"The Bush administration and Republicans in Congress, while voting for more than $60 billion in taxpayer money to be spent on hurricane recovery — and promising many billions more — have implemented some regulatory waivers and are planning to do even more deregulation:
* Starting last Wednesday and until next Wednesday, the federal Department of Transportation has eased rules on how many hours truckers can drive when transporting fuel. * The Environmental Protection Agency has suspended until next Thursday certain federal fuel standards in response to possible diesel and gasoline shortages. The suspended rules are designed to combat high ozone and sulfur emissions. * Bush has ordered suspension of provisions of the Jones Act, which requires transport of petroleum, gasoline and other petroleum products on U.S.-flagged ships while operating in U.S. coastal waters. * Senate Environment and Public Works chairman Sen. James Inhofe, R-Okla., said Congress would need to waive a law that limits federal emergency road building funds to $100 million per state per emergency and that limits full federal funding to 180 days. * The House unanimously passed a bill allowing the Department of Education to waive the repayment requirement for low-income college students who received Pell grants. Normally if a college student drops out of school, he must pay back the unused portion of his Pell grant. * On Thursday, Bush suspended the Davis-Bacon law on all federally financed construction in areas hit by Hurricane Katrina. That law requires the federal government to pay the “prevailing wage” on construction projects, which is often higher than the local minimum wage. Suspending Davis-Bacon will allow the government to pay lower than prevailing wages, and Bush said, “will result in greater assistance to these devastated communities and will permit the employment of thousands of additional individuals." * House Majority Leader Tom DeLay, R-Texas, saw a need for a new energy bill as a result of the hurricane. “When one hurricane, as massive as it was, can knock out about 20 percent of our (oil and natural gas) facilities, it shows how vulnerable we are,” he said. In order to expand the long-term U.S. oil and gas supply, DeLay wants to open parts of the country that are currently off-limits to oil and gas drilling. Large swaths of the Atlantic and Pacific Coasts are under a federal moratorium on oil and gas exploration until the year 2012."

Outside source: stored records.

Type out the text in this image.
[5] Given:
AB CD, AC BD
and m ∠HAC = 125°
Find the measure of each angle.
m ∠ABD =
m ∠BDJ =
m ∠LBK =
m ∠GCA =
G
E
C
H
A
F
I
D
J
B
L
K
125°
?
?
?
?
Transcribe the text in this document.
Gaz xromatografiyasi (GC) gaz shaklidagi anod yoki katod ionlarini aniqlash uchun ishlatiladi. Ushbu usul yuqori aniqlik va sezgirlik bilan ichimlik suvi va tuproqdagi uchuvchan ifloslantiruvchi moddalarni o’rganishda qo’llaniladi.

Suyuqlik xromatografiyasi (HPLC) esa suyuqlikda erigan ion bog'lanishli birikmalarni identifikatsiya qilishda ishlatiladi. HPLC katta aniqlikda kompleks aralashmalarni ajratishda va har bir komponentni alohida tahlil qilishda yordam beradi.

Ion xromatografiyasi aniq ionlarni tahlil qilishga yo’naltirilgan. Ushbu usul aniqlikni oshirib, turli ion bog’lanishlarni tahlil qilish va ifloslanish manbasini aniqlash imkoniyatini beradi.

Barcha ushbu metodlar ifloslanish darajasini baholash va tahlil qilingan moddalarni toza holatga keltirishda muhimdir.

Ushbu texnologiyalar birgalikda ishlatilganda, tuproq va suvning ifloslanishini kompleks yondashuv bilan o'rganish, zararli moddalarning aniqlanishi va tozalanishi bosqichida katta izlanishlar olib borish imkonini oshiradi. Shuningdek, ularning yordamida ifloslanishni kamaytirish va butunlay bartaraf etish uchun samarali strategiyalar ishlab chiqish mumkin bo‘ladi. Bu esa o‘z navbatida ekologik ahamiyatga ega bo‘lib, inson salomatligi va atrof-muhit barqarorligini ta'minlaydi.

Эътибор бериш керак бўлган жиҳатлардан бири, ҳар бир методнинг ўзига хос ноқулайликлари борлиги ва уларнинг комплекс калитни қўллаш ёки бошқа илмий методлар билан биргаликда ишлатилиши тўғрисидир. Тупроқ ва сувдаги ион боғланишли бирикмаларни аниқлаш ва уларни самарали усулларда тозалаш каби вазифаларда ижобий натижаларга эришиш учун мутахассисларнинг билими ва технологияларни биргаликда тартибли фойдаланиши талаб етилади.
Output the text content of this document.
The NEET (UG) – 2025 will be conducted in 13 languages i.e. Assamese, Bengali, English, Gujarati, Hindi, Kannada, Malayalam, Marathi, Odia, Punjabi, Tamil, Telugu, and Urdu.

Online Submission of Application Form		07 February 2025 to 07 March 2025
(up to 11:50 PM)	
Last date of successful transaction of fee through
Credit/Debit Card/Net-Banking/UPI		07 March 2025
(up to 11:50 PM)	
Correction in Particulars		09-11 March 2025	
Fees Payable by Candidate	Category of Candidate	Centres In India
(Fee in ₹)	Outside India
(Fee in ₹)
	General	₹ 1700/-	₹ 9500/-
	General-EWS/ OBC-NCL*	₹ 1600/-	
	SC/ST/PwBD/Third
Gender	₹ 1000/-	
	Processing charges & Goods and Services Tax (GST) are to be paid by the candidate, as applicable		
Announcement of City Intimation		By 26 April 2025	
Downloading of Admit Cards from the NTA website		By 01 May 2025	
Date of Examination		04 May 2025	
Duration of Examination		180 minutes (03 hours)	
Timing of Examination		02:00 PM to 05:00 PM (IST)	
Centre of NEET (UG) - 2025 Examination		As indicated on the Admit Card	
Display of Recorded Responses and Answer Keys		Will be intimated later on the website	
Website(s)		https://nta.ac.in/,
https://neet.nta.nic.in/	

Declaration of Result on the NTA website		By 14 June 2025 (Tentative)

i think the suspension of the davis-bacon act is particularly effed. good way to exploit workers, while helping out your highly paid corporate buddies for rebuilding! (who will no doubt be contracted out. *cough* haliburton *cough*)
i think the suspension of the davis-bacon act is particularly effed. good way to exploit workers, while helping out your highly paid corporate buddies for rebuilding! (who will no doubt be contracted out. *cough* haliburton *cough*)
Hey erin - I assume you know that Joe Allbaugh, who pulled strings to help get "Brownie" his post at FEMA (and who is himself former head of FEMA and Brown's former college roomie), is a lobbyist for a subsidiary of Halliburton (Kellogg, Brown, and Root)?
Aha - here's an article about who gets to rebuild and - shocker - couple of Halliburton subsids. got the contracts... interestingly, Allbaugh lobbies for those companies! Yeah, small world. That works out quite tidily for everyone.
House Majority Leader Tom DeLay, R-Texas, saw a need for a new energy bill as a result of the hurricane. “When one hurricane, as massive as it was, can knock out about 20 percent of our (oil and natural gas) facilities, it shows how vulnerable we are,” he said. In order to expand the long-term U.S. oil and gas supply, DeLay wants to open parts of the country that are currently off-limits to oil and gas drilling. Large swaths of the Atlantic and Pacific Coasts are under a federal moratorium on oil and gas exploration until the year 2012."
This bothers me a lot. This isn't going to help us with oil now, it will be many years before this is ready. Why not just look for means to reduce our oil consumption? I think our time and money would be much better spend working on improving the fuel efficiency of cars and encouraging people to try commute alternatives. They aren't going to be happy until there is no pristine wilderness left. Hot dog! Lets ruin some more natural environments so that we can have more gas for our "off-road" sport utility vehicles that never leave the suburbs. errrr.
Does anyone else just get so f*cking fed up with all this shit??? I get so mad that I can't stand it and feel like I could spontaneously combust. What can one do when surrounded by such rampant corruption?? It's so very frustrating.